We knew by then that there was a reprieve for legal aid for medical negligence cases, which we had been among those calling for – the focus of much lobbying and numerous written questions. Legal aid must continue for judicial review cases, as these were unsuitable for CFAs. CFAs should be among a number of funding options available, including legal aid.

It had to be recognised that CFAs left gaps in provision, and were especially unsuitable for vulnerable clients. In a phrase that now sounds unfortunately dated, we stated: ‘The mentally ill should continue to be eligible for legal aid.’ (Right sentiment, wrong words.)

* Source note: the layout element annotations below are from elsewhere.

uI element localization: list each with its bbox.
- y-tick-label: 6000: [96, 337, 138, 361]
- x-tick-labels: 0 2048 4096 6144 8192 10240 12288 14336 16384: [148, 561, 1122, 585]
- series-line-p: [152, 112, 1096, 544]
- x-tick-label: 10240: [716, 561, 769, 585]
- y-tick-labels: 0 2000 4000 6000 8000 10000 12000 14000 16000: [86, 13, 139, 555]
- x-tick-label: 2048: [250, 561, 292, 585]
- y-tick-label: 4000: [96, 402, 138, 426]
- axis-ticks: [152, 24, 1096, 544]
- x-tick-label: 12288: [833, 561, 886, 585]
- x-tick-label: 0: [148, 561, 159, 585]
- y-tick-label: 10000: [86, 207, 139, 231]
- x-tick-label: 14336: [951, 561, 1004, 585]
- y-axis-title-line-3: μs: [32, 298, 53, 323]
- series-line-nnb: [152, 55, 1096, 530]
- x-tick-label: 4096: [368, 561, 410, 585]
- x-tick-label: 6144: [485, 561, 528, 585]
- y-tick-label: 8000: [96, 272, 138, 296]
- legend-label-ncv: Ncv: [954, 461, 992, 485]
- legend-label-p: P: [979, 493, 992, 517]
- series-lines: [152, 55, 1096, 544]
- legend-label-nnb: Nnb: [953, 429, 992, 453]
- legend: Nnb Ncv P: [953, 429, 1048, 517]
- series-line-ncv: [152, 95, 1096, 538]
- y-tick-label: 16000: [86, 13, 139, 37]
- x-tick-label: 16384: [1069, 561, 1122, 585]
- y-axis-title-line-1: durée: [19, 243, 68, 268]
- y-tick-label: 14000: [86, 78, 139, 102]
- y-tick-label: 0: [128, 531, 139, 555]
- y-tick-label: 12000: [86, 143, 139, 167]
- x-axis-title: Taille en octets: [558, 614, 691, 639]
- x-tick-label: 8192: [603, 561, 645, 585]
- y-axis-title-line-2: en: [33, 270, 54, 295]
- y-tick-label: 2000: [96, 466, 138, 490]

There should be a ‘public interest fund’ to support cases that could have a wide benefit if determined a certain way. There should be criteria set by government for the insurance products insurers might provide to support litigation. And legal aid should, as Middleton proposed, be available for tribunal cases.

Rereading all of this, I also detect a flash of anger at the paucity of evidence that sat behind a government policy that was being formed and implemented at speed. The KPMG report produced for the lord chancellor, a study that supported an assessment of how the legal market might respond, used no real life case studies and, we noted: ‘The “model” of firm used was one which had no borrowings, no overheads, and no costs.’

My box file goes back in the loft next week. At a distance of 24-25 years, can I say there was a point to all this?

Well, some. This group, and efforts in parliament, were part of a coalition of interests that successfully argued for a number of areas of legal aid to remain in scope, at least for a time. That is more easily done when your position is more than one of outrage or scepticism.

And the task of trying to keep justice policy evidence based is never ending. Justice policy is not informed by the levels of data available and used in other policy areas – and that policy making tendency calls for eternal vigilance. (As an aside, I’m therefore personally annoyed what the Lib Dems seem to have done no further policy work on civil justice since.)

Of course, in 2003 the UK joined the US invasion of Iraq, and given his controversial advice, no one in parliament had to wonder what to ask at attorney general’s questions ever again. And legal affairs, for better or worse, can no longer be described as a policy backwater.